The atheist thinks for a minute then says, “God, please have the Loch Ness Monster believe in You also.”

God replies, “So be it.”

The scene starts in motion again with the atheist falling towards the ravenous jaws of the monster. The Loch Ness Monster folds his claws together and says, “Lord, bless this food You have so graciously provided…..”

Where is God?

A couple had two little boys, ages 8 and 10, who were excessively mischievous.  They were always getting into trouble and their parents knew that, if any mischief occurred in their town, their sons were probably involved.  They boys’ mother heard that a clergyman in town had been successful in disciplining children, so she asked if he would speak with her boys.  The clergyman agreed, but asked to see them individually.  So the mother sent her 8-year-old first, in the morning, with the older boy to see the clergy- man in the afternoon.

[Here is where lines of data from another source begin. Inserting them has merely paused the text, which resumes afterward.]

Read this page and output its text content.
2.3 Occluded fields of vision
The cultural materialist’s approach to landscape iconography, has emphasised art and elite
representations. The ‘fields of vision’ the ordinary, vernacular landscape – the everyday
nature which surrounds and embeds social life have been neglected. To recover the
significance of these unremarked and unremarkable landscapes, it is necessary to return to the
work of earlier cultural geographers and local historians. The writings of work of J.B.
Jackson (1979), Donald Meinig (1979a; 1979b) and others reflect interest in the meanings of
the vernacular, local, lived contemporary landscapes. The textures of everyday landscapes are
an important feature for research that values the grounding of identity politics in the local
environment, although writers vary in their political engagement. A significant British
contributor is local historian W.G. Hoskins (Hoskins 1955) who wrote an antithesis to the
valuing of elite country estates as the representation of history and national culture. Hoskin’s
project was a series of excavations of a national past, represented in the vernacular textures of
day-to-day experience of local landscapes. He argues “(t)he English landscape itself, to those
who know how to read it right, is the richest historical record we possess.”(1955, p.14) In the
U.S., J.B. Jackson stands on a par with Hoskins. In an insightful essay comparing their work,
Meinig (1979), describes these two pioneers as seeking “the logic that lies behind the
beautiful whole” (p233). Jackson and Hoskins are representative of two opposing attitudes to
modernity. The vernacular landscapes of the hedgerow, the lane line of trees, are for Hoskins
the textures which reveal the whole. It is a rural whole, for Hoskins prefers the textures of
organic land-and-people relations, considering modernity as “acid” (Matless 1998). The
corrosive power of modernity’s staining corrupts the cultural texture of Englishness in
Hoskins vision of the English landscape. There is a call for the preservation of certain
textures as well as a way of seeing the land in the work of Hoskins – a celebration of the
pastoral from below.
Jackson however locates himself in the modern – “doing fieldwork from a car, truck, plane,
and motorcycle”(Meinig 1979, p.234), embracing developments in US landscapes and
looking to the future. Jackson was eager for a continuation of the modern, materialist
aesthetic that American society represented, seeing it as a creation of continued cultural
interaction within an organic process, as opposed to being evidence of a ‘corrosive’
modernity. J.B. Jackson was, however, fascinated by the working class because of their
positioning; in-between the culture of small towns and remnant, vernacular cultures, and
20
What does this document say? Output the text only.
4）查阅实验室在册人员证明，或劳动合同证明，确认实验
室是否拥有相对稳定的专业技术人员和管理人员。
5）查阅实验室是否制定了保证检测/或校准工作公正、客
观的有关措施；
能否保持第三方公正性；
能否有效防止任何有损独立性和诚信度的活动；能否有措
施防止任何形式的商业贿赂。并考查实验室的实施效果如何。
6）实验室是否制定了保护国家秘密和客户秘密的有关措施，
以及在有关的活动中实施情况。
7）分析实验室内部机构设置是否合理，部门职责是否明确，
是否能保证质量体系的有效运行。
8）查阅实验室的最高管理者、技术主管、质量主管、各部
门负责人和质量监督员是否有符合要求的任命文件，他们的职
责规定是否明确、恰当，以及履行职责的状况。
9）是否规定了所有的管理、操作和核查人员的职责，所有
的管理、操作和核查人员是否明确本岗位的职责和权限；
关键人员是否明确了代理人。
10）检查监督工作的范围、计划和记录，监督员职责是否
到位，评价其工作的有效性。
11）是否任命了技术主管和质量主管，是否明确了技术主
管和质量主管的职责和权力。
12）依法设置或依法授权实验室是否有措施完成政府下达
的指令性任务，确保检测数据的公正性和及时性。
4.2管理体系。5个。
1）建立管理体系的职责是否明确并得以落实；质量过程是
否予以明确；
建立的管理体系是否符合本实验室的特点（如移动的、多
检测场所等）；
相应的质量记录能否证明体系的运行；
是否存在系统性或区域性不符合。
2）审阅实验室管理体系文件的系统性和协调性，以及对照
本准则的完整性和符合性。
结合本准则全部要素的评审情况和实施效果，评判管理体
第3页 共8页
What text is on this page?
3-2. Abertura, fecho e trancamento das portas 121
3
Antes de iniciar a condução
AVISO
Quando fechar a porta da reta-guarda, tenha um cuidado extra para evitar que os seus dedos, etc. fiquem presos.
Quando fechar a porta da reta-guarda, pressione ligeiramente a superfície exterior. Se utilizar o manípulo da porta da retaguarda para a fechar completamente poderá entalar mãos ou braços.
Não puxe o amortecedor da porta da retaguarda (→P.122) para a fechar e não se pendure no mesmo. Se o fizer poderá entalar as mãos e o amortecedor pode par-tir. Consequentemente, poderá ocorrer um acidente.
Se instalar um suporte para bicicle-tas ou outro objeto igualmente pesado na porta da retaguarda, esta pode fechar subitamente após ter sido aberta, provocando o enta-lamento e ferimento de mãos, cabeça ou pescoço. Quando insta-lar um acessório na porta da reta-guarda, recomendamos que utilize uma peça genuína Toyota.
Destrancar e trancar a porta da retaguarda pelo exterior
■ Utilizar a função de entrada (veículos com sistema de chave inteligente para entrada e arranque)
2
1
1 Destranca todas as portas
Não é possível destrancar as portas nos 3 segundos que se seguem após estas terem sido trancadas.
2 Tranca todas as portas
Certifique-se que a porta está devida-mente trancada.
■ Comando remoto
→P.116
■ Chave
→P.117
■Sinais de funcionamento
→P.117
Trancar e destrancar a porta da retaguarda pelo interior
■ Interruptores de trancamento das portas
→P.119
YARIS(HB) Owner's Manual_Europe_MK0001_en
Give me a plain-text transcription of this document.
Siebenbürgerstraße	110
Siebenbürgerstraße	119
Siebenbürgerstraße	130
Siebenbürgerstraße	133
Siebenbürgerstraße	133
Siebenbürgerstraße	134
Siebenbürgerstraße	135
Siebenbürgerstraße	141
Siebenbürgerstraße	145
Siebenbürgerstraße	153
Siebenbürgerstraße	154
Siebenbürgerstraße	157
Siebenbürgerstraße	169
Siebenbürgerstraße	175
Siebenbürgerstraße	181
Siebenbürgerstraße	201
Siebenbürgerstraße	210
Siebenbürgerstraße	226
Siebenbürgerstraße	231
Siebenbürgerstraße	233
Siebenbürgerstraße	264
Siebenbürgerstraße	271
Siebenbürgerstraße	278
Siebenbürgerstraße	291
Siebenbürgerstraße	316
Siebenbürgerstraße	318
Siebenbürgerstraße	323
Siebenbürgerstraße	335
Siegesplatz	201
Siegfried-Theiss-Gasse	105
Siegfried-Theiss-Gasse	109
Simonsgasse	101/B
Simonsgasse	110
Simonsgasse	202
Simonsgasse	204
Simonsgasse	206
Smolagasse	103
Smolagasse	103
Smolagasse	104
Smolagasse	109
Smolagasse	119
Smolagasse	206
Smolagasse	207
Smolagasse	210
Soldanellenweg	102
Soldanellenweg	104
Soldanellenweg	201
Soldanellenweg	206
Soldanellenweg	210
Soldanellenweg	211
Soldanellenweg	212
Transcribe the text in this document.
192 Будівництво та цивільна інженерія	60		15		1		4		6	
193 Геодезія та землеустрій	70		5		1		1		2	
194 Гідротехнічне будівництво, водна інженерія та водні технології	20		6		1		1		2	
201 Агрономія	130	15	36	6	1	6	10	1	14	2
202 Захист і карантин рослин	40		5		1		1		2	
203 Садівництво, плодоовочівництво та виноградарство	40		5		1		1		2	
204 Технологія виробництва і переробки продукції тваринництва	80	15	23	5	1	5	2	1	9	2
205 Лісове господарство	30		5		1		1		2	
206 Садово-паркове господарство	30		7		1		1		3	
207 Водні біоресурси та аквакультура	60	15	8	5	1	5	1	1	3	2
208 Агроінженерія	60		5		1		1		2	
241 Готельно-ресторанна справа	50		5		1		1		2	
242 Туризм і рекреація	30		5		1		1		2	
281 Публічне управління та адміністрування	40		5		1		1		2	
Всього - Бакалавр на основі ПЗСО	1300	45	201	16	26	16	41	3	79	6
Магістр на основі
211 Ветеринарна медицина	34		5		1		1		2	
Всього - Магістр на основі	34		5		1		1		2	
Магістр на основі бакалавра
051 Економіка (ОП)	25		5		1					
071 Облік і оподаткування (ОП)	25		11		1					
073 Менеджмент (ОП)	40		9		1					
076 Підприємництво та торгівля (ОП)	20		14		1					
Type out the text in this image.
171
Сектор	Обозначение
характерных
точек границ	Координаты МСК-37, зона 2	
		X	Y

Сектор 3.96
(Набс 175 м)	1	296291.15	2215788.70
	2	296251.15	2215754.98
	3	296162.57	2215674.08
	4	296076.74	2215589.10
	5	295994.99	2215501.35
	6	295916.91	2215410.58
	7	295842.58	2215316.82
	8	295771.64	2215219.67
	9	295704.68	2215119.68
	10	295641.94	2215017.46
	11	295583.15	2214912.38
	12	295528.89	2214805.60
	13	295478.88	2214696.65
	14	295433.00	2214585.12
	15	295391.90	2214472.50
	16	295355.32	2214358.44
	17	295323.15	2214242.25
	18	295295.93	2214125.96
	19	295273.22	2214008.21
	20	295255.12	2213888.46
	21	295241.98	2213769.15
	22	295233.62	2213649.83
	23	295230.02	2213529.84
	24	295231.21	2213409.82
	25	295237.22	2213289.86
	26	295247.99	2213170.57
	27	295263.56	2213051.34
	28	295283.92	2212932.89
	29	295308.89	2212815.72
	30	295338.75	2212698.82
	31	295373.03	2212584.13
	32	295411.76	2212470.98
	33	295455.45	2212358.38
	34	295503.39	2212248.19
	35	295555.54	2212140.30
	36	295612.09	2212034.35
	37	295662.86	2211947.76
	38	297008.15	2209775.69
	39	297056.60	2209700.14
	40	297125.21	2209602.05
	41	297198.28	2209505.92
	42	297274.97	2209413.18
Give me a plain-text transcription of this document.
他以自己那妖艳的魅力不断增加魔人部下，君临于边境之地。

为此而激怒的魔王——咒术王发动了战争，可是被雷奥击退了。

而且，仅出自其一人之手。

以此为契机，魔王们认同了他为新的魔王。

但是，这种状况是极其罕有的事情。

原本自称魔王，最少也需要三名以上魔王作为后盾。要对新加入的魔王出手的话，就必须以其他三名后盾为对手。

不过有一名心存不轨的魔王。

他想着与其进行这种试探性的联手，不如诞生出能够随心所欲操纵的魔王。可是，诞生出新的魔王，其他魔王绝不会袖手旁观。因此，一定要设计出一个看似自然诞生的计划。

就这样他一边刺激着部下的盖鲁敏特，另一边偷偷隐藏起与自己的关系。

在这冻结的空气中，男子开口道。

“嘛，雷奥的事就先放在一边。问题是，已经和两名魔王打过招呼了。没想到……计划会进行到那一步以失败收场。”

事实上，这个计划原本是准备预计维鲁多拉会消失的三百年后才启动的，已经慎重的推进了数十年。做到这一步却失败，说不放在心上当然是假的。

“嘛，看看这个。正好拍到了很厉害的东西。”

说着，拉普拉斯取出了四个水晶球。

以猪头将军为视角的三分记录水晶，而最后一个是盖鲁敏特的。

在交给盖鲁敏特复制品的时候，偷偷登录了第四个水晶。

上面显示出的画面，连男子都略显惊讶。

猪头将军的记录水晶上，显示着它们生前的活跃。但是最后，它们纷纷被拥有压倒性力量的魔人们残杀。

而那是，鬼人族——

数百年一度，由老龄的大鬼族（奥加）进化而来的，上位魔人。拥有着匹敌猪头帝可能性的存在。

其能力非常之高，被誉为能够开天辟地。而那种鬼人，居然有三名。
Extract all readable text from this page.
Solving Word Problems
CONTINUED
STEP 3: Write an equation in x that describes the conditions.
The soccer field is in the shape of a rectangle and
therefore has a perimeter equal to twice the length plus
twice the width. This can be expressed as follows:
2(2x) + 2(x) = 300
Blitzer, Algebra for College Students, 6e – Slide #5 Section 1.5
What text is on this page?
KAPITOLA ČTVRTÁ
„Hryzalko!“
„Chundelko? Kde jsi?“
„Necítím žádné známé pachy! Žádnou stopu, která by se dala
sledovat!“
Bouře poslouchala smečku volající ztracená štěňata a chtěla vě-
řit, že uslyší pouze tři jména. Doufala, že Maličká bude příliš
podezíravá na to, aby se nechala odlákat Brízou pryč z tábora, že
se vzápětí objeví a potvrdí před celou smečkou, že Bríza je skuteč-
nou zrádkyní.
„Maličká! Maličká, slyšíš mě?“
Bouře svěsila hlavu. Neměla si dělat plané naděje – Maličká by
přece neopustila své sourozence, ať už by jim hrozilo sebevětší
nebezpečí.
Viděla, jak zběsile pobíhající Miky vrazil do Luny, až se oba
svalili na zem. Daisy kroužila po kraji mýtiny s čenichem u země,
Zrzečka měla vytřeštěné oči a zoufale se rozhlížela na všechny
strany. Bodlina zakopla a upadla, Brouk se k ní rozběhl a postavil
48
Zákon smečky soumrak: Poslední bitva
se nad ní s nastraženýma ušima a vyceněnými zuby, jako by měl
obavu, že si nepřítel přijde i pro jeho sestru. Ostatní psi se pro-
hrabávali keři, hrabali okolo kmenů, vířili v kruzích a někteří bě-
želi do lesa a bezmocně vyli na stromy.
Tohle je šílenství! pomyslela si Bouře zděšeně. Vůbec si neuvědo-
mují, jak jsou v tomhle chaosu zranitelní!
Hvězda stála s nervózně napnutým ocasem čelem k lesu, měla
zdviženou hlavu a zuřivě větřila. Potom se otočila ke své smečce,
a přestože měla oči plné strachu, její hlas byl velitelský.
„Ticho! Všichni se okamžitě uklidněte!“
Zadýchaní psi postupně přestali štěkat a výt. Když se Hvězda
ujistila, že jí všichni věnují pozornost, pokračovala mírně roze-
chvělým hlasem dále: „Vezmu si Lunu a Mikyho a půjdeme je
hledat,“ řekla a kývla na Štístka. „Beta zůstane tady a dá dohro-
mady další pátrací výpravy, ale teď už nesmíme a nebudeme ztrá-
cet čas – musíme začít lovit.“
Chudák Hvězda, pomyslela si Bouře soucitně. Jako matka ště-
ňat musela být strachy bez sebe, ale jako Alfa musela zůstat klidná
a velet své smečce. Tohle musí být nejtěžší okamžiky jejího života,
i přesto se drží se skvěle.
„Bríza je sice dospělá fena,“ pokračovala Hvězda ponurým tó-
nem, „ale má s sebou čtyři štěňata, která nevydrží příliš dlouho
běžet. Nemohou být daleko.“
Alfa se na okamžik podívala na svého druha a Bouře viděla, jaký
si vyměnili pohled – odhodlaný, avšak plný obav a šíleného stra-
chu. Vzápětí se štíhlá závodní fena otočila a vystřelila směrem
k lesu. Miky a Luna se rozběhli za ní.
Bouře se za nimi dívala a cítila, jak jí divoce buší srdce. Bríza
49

The clergyman, a huge man with a booming voice, sat the younger boy down and asked him sternly, “Where is God?”   They boy’s mouth dropped open, but he made no response, sitting there with his mouth hanging open, wide-eyed.  So the clergyman repeated the question in an even sterner tone, “Where is God!!?”  Again the boy made no attempt to answer.  So the clergy- man raised his voice even more and shook his finger in the boy’s face and bellowed, “WHERE IS GOD!?” The boy screamed and bolted from the room, ran directly home and dove into his closet, slamming the door behind him.

When his older brother found him in the closet, he asked, “What happened?” The younger brother, gasping for breath, replied, “We are in BIG trouble this time, dude.  God is missing – and they think WE did it!

My Time is up When?

A 45 year old woman had a heart attack and was taken to the hospital.  While on the operating table she had a near death experience.  Seeing God she asked “Is my time up?”

God said, “No, you have another 43 years, 2 months and 8 days to live.”

Upon recovery, the woman decided to stay in the hospital and have a Face-lift, liposuction, breast implants and a tummy tuck.  She even had someone come in and change her hair colour and brighten her teeth!  Since she had so much more time to live, she figured she might as well make the most of it.

After her last operation, she was released from the hospital.  While crossing the street on her way home, she was killed by an ambulance.  Arriving in front of God, she demanded, “I thought you said I had another 43 years?  Why didn’t you pull me from out of the path of the ambulance?”

God replied: “I didn’t recognize you.”